Part of the World Health Organization’s role has always been to advise on cross-border outbreak control. Historically this was done via International Sanitary Conventions, which were renamed International Sanitary Regulations in 1951. They comprised a set of international laws relating to management of the potential spread of six specific infectious diseases: plague, cholera, smallpox, typhus, relapsing fever and yellow fever. Recommendations were balanced against individual rights and did not allow for confinement or quarantine of individuals under surveillance following exposure.
The regulations were updated in 1969 and renamed International Health Regulations. In 2005, after the SARS1 outbreak of 2003, a full revision was undertaken by all member nations, in which the scope of the IHRs were broadened to include any illness or condition which could pose a significant risk to human health. This was the first real expansion of the powers of the World Health Organization, in which the Director-General was delegated the right to declare a “public health emergency of international concern” (PHEIC). Recommendations also changed to allow restriction of movement of infected individuals, and those with suspected infection, including quarantine of individuals under surveillance following exposure.
The 2005 changes came at the same time that the funding structure of WHO was changing, away from the main contributions coming from member nations, towards private individuals and corporations with vested interests in pharmaceutical treatments. Programs have shifted from a population need focus (e.g. nutrition, sanitation, and diseases which cause significant burdens on communities such as malaria, TB and HIV), towards approaches which favour the vested interests of these private donors (e.g. vaccinations). Where once WHO protected the poorest and most vulnerable in society, it now protect the interests of the wealthy, to the detriment of those they once served.

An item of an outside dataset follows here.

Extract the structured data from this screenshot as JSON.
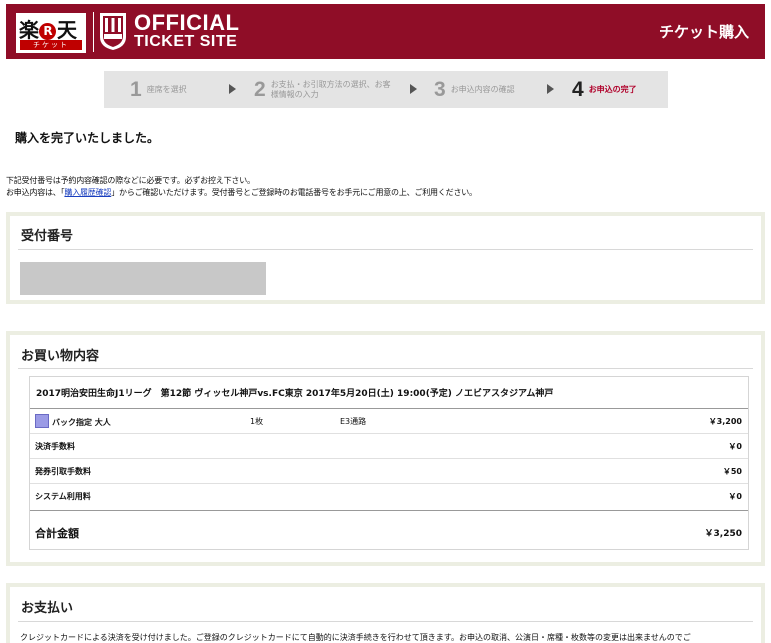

Current amendments to the IHR (2005) intend to transform this document entirely into one which places the WHO, and specifically the Director-General of WHO, into a position of centralised power over all member nations. Some of the 300+ suggested changes in the most recently available draft document of the International Health Regulations amendments, outlined by Dr Meryl Nass at Door to Freedom, include:
- removal of the words “non-binding” from the definitions of different recommendations, which would place the WHO in a position of global governance above national laws and sovereignty;
- replacement of “public health risk” with “all risks with a potential to impact public health”, following the One Health approach in which animals, plants, ecosystems, human movement and activities, and climate change ideology are all included. One Health reduces the status of humans to just another animal;
- removal of “respect for human rights, dignity and freedoms of persons”;
- a requirement for global sharing of potential biological warfare agents;
- establishment of a focal point, responsible to WHO, in each nation including NZ;
- plans to restrict the use of medications in any future pandemic, reinforcing the removal of prescribing rights from medical doctors which first happened during Covid with regards to repurposed, cheap and effective drugs such as ivermectin and hydroxychloroquine;
- the addition of “countering the dissemination of false and unreliable information” as an obligation between WHO and member nations, making centralised authorities the “single source of truth”.
To learn more, see the World Council for Health’s 2023 document Rejecting Monopoly Power Over Public Health which outlines both the evolving problem and also available solutions.
Article 55 of the International Health Regulations requires that amendments for consideration at the 77th World Health Assembly in May 2024 be presented by 27 January. This would give member nations four months to consider their response to each proposed amendment. In December 2023 Ashley Bloomfield, co-chair of the Working Group on the Amendments to the International Health Regulations (WGIHR), stated an intention to circumvent Article 55. The deadline has passed and the amendments have not been presented for consideration. Learn more about this, and why all amendments must therefore be rejected, in the below video from James Roguski.
New Zealand lawyer and fierce advocate for democracy, human rights and medical freedoms, Kirsten Murfitt has compiled a Cheat Sheet for Objections to the Proposed Amendments to the International Health Regulations.
This is an invaluable resource for anyone who wishes to understand the issue and express their opposition to the Ministry of Health prior to 18th February 2024. We encourage all New Zealanders to do so – in their own words where possible – for the sake of their sovereignty, bodily autonomy and freedom for themselves and their children. Educating ourselves and our politicians is the first step in getting out from beneath WHO’s malign shadow.
The position of NZDSOS is unequivocal, however. The WHO has failed in its obligation to put the world’s people first, instead advancing the interests of billionaire technocrats. Its dictates cannot pass any reasonable public interest test in their current form. We must withdraw our funding, participation and interest.